- Directed by: Ramakanth Sarju
- Written by: Shamnad Shabeer
- Produced by: Suji K Govindaraj
- Starring: Vinay Forrt; Anu Sithara; Krishna Sankar;
- Cinematography: Manesh Madhavan
- Edited by: Johnkutty
- Music by: Sejo John
- Production company: Spark Pictures
- Release date: 22 September 2023;
- Running time: 129 minutes
- Country: India
- Language: Malayalam

= Vaathil =

Vaathil is a 2023 Indian Malayalam-language drama thriller film directed by Ramakanth Sarju and produced by Suji K. Govindaraj. The film stars Vinay Forrt and Anu Sithara in lead roles.

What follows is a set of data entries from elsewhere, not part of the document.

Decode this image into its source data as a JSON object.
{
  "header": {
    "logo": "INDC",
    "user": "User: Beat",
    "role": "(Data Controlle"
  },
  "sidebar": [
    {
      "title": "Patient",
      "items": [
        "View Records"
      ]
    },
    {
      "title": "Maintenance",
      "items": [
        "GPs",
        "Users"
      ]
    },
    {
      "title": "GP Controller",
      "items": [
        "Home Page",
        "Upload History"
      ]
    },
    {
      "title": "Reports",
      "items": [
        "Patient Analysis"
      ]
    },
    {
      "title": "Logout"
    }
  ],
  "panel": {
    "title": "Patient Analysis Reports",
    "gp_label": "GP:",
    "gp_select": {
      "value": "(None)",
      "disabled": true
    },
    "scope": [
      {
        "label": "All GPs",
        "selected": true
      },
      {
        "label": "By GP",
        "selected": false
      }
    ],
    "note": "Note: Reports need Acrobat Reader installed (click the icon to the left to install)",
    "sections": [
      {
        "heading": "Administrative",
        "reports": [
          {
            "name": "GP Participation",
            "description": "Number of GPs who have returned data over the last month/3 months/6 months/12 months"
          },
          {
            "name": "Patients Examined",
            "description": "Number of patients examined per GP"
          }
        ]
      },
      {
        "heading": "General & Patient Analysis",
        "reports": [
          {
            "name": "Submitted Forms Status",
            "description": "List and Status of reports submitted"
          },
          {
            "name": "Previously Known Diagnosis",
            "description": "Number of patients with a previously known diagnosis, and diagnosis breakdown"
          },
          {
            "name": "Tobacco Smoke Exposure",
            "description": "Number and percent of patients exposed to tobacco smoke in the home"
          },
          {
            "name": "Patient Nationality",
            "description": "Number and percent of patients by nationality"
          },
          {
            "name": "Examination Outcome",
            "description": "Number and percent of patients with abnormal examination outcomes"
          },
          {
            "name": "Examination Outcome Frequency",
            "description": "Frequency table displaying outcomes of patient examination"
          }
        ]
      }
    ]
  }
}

The film was released on 22 September 2023.

== Cast ==
- Vinay Forrt as Dennis
- Krishna Sankar as Kappeesh
- Anu Sithara as Annie
- Merin Philip as Kamala
- Abin Bino
- Anand Manmadhan
- Sunil Sukhada as Joseph
- Sminu Sijo
- Anjali Nair as Surumi
- Sruthy Jayan
- Sruthy Suresh
- Vk Byju
- Unni Raja

== Music ==
The songs and background score are composed by Sejo John.

== Reception ==

=== Critical reception ===
Anjana George of The Times of India gave the film 2/5 stars and wrote that "Despite a promising premise about choices and doors that open, "Vaathil" chooses the door that countless other films have walked through before. It lacks the freshness and innovation required to make it stand out. In the end, it's a missed opportunity to explore the road less traveled and make a meaningful impact".